17 March 2008

Fresher than that from "the fresh food people"

"How immensely superior to our own pickling processes is that of the Wasp!" *

"certain of fresh meat until their banquet is finished" **
* & ** – J. H. Fabre, The Hunting Wasps, 1916

Mud wasp grubs (Family Vespidae) and smörgåsbord of spiders

"Apples on sale in supermarkets are up to 10 months old, an investigation by The Sun-Herald has revealed.

Woolworths, which advertises itself as "the fresh food people", was the worst culprit, with the oldest products on sale.

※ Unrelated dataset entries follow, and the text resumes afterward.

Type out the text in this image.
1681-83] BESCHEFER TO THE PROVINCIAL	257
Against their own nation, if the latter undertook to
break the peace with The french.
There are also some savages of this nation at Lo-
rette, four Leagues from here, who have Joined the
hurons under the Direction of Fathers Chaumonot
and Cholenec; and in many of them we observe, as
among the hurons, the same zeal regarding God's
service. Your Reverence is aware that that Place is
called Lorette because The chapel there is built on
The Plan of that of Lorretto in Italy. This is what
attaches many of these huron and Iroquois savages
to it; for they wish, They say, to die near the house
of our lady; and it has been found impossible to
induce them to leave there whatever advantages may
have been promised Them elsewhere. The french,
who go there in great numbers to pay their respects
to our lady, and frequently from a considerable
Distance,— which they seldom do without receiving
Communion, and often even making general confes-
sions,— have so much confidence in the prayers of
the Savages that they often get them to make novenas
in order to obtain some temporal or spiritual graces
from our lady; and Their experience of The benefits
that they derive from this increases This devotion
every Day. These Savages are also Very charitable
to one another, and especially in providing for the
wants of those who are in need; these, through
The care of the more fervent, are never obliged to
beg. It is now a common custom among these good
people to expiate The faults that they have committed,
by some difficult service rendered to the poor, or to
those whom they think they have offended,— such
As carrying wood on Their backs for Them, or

The Sun-Herald bought samples of Granny Smiths from Woolworths, Coles and the Norton Street Grocer in Bondi Junction after learning that, within the industry, some products are nicknamed "birthday apples" because they are up to a year old by the time they hit the shelves.

All the samples were Australian-grown.

The apples are kept in cold storage under controlled conditions from the time they are picked."

"Our tests show supermarket apples are up to 10 months old", Sydney Morning Herald, January 20, 2008

A spider a day, and Mum's the word
This is another nest, unfortunately broken but also packed with a spider assortment including the gorgeous St Andrews Cross, various luscious green Crabs, what I think is a Lynx that was not fast enough; and the exotic banquet-size Camel Spider Leucauge dromedaria, not shown below but shining hugely green and striped black and silver-white in the undisturbed right-hand chamber above.
That brilliant blue bit of shell in the foreground is something else . . .

The cuckoo in paradise


18/3 NOTE: For those of you losing sleep over the scene of ruin, those grubs have been quartered in other accomodation, where they are waxing fat.




















2 comments:

steve aylett said...

cor blimey i like the colours. Why are all these spiders gathered in the same place?
Steve A

anna tambour said...

To provide enough food for each wasp grub. It's spiders here (and not just any spider), but wasps are very picky. Some pack in grubs of certain species of beetles; others, adult beetles, but as with other foods, all beetles are not food alike. Certain caterpillars, bees, and if wasps were big enough, humans (but probably not just any human) could be considered the perfect rearing food, depending upon the wasp species. And how much observation has been done on personal preference? For wasps do have personalities. Some cut off the limbs of spiders, just as some would cut off our lap-top-connected limb and pluck our blackberries.
But these spider limbs above have been left attached. They look more plump, juicy and delicious than the priciest crustaceans sold fresh from the shop.

My favourite book dedication is by (Stanford professor emeritus) George D. Shafer, to someone he named "Crumple-Wing" and called "a friend", a mud dauber wasp who taught him "that adult females of this species possess a nervous system which, though tiny in size, enables them to remember, to learn, and to show individuality."
George D. Shafer, The Ways of a Mud Dauber, 1949, Stanford, California, Stanford University Press

A beautiful book filled with both rigorous scientific observation and an unrestrained love of life.